The handlebar moustache
Best case scenario
You’re a renowned street performer of some sort, and a regular fixture at the Edinburgh Fringe.
Worst case scenario
Your one daily wish is that someone will refer to you as a hipster so you can sigh and say you’re not.
The cowboy moustache
Best case scenario
You’re a Latin-American freedom fighter who is willing to die for the noble cause of freeing your people.
Worst case scenario
You’ve got zero personality and the moustache is your desperate attempt to seem zany and wacky.
The Hitler moustache
Best case scenario
You’re Charlie Chaplin or a stand up comedian being ironic.
Worst case scenario
The worse case scenario of having a Hitler moustache is definitely Adolf Hitler.
The Craig David
Best case scenario
It was a phase. Beppe di Marco was deemed sexy and you clearly had too much time on your hands.
Worst case scenario
The worse case scenario of having a Craig David is definitely Craig David (Editor’s note: These are the views of one rogue writer, not the views of JOE).
The neck beard
Best case scenario
You were shaving and forgot to do that bit. Or you’re a gap-year student finding yourself in Goa.
Worst case scenario
You earnestly play love songs on the guitar to your other half (which they endure). Also, you definitely cry when you wank.
The neat beard
Best case scenario
You’re absolutely comfortable in your own skin. You’re doing this for yourself and no one else.
Worst case scenario
We’re giving you a free pass. You’re a massive nonce for all we know but it’s not down to your facial hair.
The unruly beard
Best case scenario
You’re a rugged Scandinavian who bathes outdoors and knows manly things like how to change a tyre.
Worst case scenario
You’re a f**king scruff. Sort your life out otherwise it’ll go bad quicker than the piece of tuna stuck to your chin.
The chinstrap
Best case scenario
You preserved the union and abolished slavery. Well done, but avoid the theatre.
Worst case scenario
You know you did that murder. Everyone knows you did that murder. Just you wait for advancements in forensic science.
The accessorised beard
Best case scenario
Get the f**k out.
Worst case scenario
Seriously, f**k off.
The pencil moustache
Best case scenario
You’re an oldey-style spiv who’s a bit of rogue but handy to know if you want some American chocolate or nylon stockings.
Worst case scenario
You’re a former member of N-Dubz and not as sharp as your facial hair. On the other hand, you’re hung like a shire horse so swings and roundabouts.
The long sidies
Best case scenario
You’re an original skinhead who has never forgotten their first love. You may also be into Northern Soul.
Worst case scenario
Do you cycle for living? Fan of Paul Weller?

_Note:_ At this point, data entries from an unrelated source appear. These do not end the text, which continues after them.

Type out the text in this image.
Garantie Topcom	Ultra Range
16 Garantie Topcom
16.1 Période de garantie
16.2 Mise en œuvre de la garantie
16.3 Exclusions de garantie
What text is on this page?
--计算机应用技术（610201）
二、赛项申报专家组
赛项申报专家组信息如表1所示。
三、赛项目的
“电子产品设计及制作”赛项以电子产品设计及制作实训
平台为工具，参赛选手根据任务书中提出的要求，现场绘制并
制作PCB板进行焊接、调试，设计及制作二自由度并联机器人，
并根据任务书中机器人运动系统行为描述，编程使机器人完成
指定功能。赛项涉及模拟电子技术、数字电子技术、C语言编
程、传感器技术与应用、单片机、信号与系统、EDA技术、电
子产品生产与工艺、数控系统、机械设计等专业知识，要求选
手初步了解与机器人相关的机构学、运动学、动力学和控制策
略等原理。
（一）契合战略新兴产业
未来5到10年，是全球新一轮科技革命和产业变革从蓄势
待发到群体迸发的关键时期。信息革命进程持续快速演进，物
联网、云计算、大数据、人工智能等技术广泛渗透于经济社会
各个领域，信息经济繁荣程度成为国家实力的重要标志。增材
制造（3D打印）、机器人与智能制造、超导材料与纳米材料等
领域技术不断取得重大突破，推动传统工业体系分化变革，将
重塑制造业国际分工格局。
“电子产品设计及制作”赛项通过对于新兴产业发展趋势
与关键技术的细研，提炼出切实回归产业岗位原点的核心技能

The connected sidey-moustache
Best case scenario
Howay Geoff man! You run a youth club in the Byker district of Newcastle upon Tyne. Or you’re Lemmy RIP.
Worst case scenario
You’re a farmer who’s more interested in their livestock than a long-term relationship of any sort.
The novelty shaped sidies
Best case scenario
You’re Alex ‘Star-Burns’ Osbourne from cult comedy series Community. We’re big fans.
Worst case scenario
You’re a rude boy who has pimped up their ride with a sound system far exceeding the value of the car.
The stubble
Best case scenario
You’ve not got the time or vanity to shave every day, but you’re also self-aware enough to know your beard is sh*t.
Worst case scenario
You’re a middle-aged man who constantly keeps their stubble at a set growth. You wear one earring.
The clean-shaven
Best case scenario
You’re a particular handsome bloke and it would be a sin to cover up a large % of your money-maker with unnecessary foliage.
Worst case scenario
You aren’t clean-shaven at all. You’re just incapable of growing any facial hair and it kills you inside.